Mais l’habitude est si bien ancrée dans les usages que rien ne peut-être changé. Il y a ceux qui ne voient que l’argent des autres, ceux qui se protègent de l’argent convoite. Et ce qui doit-être fait ne se fait pas.
Toutefois l’usage des banques pour financer les grands travaux est pourtant nécessaire, ce qui ne l’est pas c’est le taux élevé des prêts des financements et le choix des projets à financer.
On peut citer pour exemple : si un prêt immobilier se trouve pour un taux situé entre 4;5 et 7,9 % en France, le même prêt se trouvera au taux situé entre 10 et 13,5 % hors TVA au Burkina Faso. C’est dire que les Banques opérant au Burkina Faso ne trouvent pas d’argent à taux bas pour le prêter à un taux moins élevé. Situation d’autant plus incohérente que les revenus Burkinabés sont parmi les plus bas du monde.
Ainsi une action globale est nécessaire pour assainir la discipline financière.
Elle est en cours et progresse. Cela fut prévu dès les années 80 où il fut décidé que le dollar descendrait à valeur moins 4 du franc.
Les effets économiques et donc politiques sont bien évidemment considérables.
Ils se cordonnent avec une autre décision : celle de porter la Lire italienne à un niveau très inférieur à celui qu’elle avait alors. Mais ici et depuis, la Lire est convertie en euros. Aussi quel mécanisme peut-il conduire à ce résultat qui semble devoir entraîner tout le système financier de l’Europe ? De plus l’Ordre Quintilien est le successeur naturel de l’Ordre Romain : quelque chose est donc en marche et peu visible !

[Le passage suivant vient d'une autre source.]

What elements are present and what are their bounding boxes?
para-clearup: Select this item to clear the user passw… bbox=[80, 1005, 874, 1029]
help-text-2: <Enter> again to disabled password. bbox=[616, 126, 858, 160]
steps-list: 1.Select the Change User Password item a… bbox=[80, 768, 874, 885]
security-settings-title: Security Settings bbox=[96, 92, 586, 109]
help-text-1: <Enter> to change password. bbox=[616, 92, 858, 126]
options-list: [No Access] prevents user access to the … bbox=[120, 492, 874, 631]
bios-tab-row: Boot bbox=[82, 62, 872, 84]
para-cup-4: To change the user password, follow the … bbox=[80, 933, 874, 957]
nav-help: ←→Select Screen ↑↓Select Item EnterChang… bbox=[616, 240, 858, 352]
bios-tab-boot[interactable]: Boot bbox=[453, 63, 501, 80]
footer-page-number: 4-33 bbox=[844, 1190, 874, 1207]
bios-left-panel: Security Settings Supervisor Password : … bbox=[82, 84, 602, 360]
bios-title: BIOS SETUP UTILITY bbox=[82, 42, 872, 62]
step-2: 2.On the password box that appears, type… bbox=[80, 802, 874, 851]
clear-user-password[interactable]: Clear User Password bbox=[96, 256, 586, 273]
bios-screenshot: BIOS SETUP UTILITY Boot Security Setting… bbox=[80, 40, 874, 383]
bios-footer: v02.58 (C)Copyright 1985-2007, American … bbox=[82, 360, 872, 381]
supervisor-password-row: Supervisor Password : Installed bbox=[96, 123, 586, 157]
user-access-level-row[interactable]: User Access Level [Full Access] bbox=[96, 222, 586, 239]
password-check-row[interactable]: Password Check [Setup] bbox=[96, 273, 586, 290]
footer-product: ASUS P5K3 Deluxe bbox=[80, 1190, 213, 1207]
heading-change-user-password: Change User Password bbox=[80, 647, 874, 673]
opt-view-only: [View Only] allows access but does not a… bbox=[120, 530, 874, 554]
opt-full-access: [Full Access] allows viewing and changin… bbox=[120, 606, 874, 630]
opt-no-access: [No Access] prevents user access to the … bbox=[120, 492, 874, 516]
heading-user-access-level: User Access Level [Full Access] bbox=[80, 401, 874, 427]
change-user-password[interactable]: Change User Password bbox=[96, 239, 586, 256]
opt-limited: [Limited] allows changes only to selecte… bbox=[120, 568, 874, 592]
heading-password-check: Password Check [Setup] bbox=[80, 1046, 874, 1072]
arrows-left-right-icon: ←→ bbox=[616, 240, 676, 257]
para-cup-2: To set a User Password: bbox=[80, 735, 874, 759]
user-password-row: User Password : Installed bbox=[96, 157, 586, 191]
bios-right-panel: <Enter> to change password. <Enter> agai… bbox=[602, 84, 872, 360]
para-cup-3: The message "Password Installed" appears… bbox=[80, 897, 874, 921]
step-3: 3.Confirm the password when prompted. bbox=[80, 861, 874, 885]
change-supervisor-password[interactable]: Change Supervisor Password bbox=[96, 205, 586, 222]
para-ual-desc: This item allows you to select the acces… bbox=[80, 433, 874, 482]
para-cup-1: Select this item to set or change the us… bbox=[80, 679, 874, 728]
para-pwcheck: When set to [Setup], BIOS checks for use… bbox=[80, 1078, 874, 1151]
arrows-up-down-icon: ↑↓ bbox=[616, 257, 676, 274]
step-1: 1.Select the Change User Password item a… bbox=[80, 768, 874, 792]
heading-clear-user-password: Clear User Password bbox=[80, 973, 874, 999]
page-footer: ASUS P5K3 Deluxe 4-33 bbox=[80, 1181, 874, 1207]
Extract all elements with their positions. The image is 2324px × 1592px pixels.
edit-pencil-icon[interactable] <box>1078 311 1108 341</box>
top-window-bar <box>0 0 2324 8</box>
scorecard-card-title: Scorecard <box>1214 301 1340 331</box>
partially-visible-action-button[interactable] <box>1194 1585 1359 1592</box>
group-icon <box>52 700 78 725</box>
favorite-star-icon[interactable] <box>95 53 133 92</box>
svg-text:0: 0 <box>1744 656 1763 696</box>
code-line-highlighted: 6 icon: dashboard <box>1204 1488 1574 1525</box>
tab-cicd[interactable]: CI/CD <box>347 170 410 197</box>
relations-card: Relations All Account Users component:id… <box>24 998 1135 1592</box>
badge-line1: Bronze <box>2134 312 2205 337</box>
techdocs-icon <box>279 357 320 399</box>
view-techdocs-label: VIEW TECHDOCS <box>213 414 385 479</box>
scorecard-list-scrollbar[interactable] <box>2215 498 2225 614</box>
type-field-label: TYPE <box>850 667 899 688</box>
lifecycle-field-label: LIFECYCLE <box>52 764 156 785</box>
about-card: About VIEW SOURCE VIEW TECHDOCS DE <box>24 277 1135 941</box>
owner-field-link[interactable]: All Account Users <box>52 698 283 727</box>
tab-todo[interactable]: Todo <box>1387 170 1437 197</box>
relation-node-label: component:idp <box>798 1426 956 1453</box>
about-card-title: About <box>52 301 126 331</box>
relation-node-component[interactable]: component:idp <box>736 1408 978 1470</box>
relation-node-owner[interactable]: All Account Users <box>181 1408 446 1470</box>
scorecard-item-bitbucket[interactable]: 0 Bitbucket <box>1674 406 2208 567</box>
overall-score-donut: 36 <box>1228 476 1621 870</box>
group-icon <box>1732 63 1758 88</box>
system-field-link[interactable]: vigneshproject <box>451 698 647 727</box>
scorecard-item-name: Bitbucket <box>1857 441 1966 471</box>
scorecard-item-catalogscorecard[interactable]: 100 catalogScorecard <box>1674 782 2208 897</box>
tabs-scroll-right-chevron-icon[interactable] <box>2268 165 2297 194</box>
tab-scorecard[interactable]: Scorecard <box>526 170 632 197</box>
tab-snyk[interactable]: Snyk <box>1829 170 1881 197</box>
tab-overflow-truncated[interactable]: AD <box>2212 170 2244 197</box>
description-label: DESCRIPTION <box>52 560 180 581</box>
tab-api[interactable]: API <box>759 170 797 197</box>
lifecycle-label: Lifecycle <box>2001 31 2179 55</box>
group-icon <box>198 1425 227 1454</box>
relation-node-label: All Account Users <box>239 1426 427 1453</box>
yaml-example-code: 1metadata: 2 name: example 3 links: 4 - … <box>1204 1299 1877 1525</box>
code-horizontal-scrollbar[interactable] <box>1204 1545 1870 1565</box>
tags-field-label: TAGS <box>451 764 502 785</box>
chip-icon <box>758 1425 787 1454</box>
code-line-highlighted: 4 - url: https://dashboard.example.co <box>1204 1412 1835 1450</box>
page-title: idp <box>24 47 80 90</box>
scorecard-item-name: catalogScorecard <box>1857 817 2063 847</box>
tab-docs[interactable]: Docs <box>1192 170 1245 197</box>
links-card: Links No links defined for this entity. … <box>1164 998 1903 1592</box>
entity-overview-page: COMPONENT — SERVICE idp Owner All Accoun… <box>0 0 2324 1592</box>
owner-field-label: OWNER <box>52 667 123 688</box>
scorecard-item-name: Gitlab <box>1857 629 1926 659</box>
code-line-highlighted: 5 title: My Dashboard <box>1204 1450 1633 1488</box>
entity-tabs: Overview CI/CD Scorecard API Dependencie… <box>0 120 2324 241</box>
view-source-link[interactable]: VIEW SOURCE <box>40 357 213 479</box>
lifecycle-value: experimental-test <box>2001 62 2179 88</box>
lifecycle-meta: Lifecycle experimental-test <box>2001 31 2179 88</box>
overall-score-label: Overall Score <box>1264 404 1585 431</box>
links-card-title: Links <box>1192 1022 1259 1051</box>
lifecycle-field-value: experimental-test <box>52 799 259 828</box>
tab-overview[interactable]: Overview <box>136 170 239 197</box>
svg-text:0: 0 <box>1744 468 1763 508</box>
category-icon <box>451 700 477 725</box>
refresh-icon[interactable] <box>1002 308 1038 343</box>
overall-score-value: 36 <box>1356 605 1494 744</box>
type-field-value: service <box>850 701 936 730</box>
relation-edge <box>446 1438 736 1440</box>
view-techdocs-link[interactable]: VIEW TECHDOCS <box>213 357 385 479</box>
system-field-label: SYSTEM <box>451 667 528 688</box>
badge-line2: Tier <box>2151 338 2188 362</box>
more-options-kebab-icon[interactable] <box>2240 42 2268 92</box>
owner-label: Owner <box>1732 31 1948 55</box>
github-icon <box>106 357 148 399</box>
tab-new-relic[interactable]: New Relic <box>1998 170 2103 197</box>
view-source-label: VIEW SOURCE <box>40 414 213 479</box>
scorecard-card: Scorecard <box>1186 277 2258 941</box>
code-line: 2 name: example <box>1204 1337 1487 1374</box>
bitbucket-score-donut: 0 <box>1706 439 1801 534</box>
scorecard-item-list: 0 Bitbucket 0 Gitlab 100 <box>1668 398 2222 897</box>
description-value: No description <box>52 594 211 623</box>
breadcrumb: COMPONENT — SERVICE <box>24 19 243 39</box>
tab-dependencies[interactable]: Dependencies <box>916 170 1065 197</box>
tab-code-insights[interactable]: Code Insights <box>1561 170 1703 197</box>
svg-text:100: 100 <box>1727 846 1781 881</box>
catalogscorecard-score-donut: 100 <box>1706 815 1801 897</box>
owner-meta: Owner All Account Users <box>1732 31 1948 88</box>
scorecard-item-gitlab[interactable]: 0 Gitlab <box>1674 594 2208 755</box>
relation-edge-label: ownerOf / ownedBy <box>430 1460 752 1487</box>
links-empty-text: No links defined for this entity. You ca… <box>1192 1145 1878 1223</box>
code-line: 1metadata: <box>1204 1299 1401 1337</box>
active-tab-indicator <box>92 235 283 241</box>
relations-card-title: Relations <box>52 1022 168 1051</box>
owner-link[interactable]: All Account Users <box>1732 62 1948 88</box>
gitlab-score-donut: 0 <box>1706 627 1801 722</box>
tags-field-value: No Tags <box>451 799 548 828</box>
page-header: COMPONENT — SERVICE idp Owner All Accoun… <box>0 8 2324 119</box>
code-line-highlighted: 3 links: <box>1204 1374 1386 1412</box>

Tout cela doit être mis sur la table de travail des stratèges financiers et des économistes.
Mais on peut certifier une réponse globale : pour continuer à vivre ou survivre, il faut que l’économie devienne productrice de biens consommables pour tous et que tous puissent consommer. Et tous doivent pouvoir produire pour financer leurs consommations. Le réflexe d’augmenter le loyer de l’argent devra se transformer en celui d’abaisser toujours plus ce loyer pour que la machine économique fonctionne.
Certains économistes financiers sont arrivés à penser que dans le système économique de demain, les produits de première nécessité seront distribués gratuitement. Ce demain est déjà aujourd’hui par tous ces cadeaux, mal pensés, qui accompagnent un achat effectué. Mais pour acheter ce peu, encore faut-il avoir de l’argent ! Il y a donc un autre pas à faire.
Enfin un autre pas est non des moindres : un système à dynamique mondiale a besoin d’un Imperium réel mondial. Un tel Imperium ne se négocie pas par les jeux électoraux, mais par la maîtrise de toutes les dimensions qui interviennent dans la construction de l’ordre Mondial. L’évolution de cette humanité a toujours privilégié l’individualité qui sait comprendre et coordonner toutes choses, aux collèges qui ne cessent de discuter pour accommoder une solution qui convienne à tous. Cette méthode laisse passer le temps des réalisations qui se consolident avec le temps lui-même.